Leider hat diese Art in den letzten jahren hier zunehmend an Einfluss gewohnen und zieht sich auch hinein bis in die Politik: Wer keine Zuwanderung möchte ist Rassist. Wer keine 2,50 Euro für den Liter Sprit bezahlen möchte, ist ein Umweltverschmutzer. Wer nicht gegen die USA demonstriert, ist ein Kriegstreiber. Wo diese Klientel ihre politischen Wurzeln hat, braucht man glaube ich anhand dieser Themen nicht weiter erläutern, Politik soll aber auch nicht das Thema sein, sondern vielmehr Ideologie. Diese Truppe hat das Ganze leider nur perfektioniert und bis ins Extrem getrieben und dabei leider Ideologie mit Idiotie verwechselt. Beides jedoch kann gefährlich sein. 

Und wie man sieht, scheut man sich auch nicht vor Verleumndung und Falschaussage, wenn man seine Ideologie (oder eben Idiotie) vertreten und verbreiten möchte. 

Dagegen halten ist die Devise. Sie zieren ihre Seiten mit Promis. Vielleicht sollte man den promis im Gegenzug mal die methoden zukommen lassen, derer sie sich bedienen.


----------



## jeracom (14. November 2005)

*AW: Kommentare zu: "Pressemeldung: Peta zeigt Angler an"*

Moin Moin.

Nicht Aufregen. Die Leute sind alle nur Wölfe in Schafspelzen.

Schaut mal hier hin:

http://www.oekologismus.de/index.php/archives/2005/06/17/peta-mitarbeiter-wegen-tiermisshandlungen-verhaftet/

und vor allem :

http://www.oekologismus.de/index.php/archives/2005/05/31/peta-totet-tausende-hunde-und-katzen/

Gibt noch mehr Dokus davon.
Die Leute die für die p*ta spenden, sind einem, denke ich " sehr großen Betrug" seitens der peta verfallen. Ausen Hui innen Pfui.

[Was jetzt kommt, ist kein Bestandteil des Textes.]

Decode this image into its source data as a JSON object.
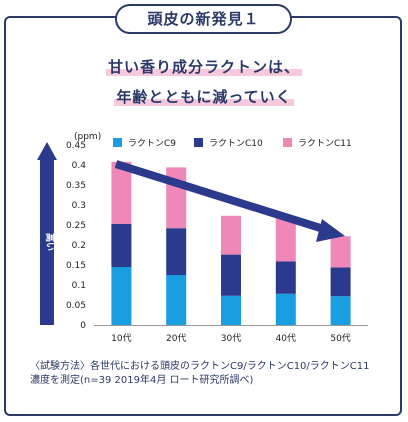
{
  "header": {
    "tag": "頭皮の新発見１"
  },
  "headline": {
    "line1": "甘い香り成分ラクトンは、",
    "line2": "年齢とともに減っていく"
  },
  "axis_arrow_label": "高い",
  "note": {
    "line1": "〈試験方法〉各世代における頭皮のラクトンC9/ラクトンC10/ラクトンC11",
    "line2": "濃度を測定(n=39 2019年4月 ロート研究所調べ)"
  },
  "chart_data": {
    "type": "bar",
    "stacked": true,
    "ylabel": "(ppm)",
    "ylim": [
      0,
      0.45
    ],
    "yticks": [
      "0",
      "0.05",
      "0.1",
      "0.15",
      "0.2",
      "0.25",
      "0.3",
      "0.35",
      "0.4",
      "0.45"
    ],
    "categories": [
      "10代",
      "20代",
      "30代",
      "40代",
      "50代"
    ],
    "legend_position": "top",
    "series": [
      {
        "name": "ラクトンC9",
        "color": "#1a9ee2",
        "values": [
          0.145,
          0.125,
          0.073,
          0.078,
          0.072
        ]
      },
      {
        "name": "ラクトンC10",
        "color": "#2b3a8c",
        "values": [
          0.108,
          0.117,
          0.103,
          0.081,
          0.072
        ]
      },
      {
        "name": "ラクトンC11",
        "color": "#ef88b8",
        "values": [
          0.155,
          0.152,
          0.097,
          0.108,
          0.078
        ]
      }
    ],
    "trend_arrow": "down"
  }
}
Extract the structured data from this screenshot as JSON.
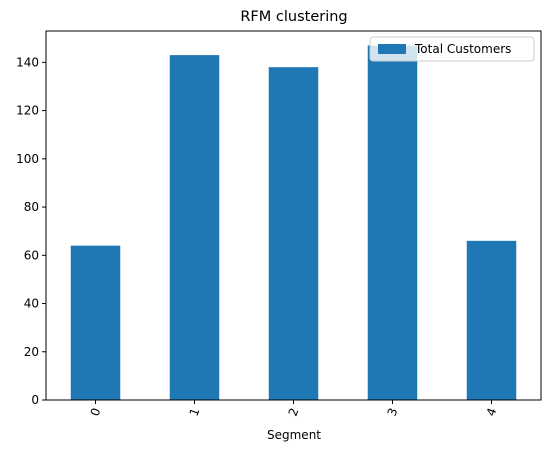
{
  "chart_data": {
    "type": "bar",
    "title": "RFM clustering",
    "xlabel": "Segment",
    "ylabel": "",
    "categories": [
      "0",
      "1",
      "2",
      "3",
      "4"
    ],
    "series": [
      {
        "name": "Total Customers",
        "values": [
          64,
          143,
          138,
          147,
          66
        ]
      }
    ],
    "ylim": [
      0,
      153
    ],
    "yticks": [
      0,
      20,
      40,
      60,
      80,
      100,
      120,
      140
    ],
    "legend_position": "top-right",
    "grid": false,
    "x_tick_rotation": "rotated",
    "colors": {
      "bar": "#1f77b4",
      "axes": "#000000",
      "background": "#ffffff"
    }
  }
}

Wenn dann die Leute unbedingt diesen "Leuten" das Geld in den Rachen werfen wollen, damit diese einen besseren Lebenstandart haben. Bitte. Die wollen ja sicherlich auch mal ein Pelz tragen, den sie sicherlich ohne Spenden nie bekommen hätte.

Gut ist auch :
http://www.petakillsanimals.com/


----------



## jeracom (14. November 2005)

*AW: Kommentare zu: "Pressemeldung: Peta zeigt Angler an"*

Auch nett :

http://www.petakillsanimals.com/petaHazMat.cfm


----------



## Torskfisk (14. November 2005)

*AW: Kommentare zu: "Pressemeldung: Peta zeigt Angler an"*

Nach ausführlichem Studium der Beiträge und Querverweise, Links etc. (Stöhn)|kopfkrat bleibt unter dem Strich eigentlich nur, dass WIR Angler eine Tierschutzorganosation sind und nicht PeTA.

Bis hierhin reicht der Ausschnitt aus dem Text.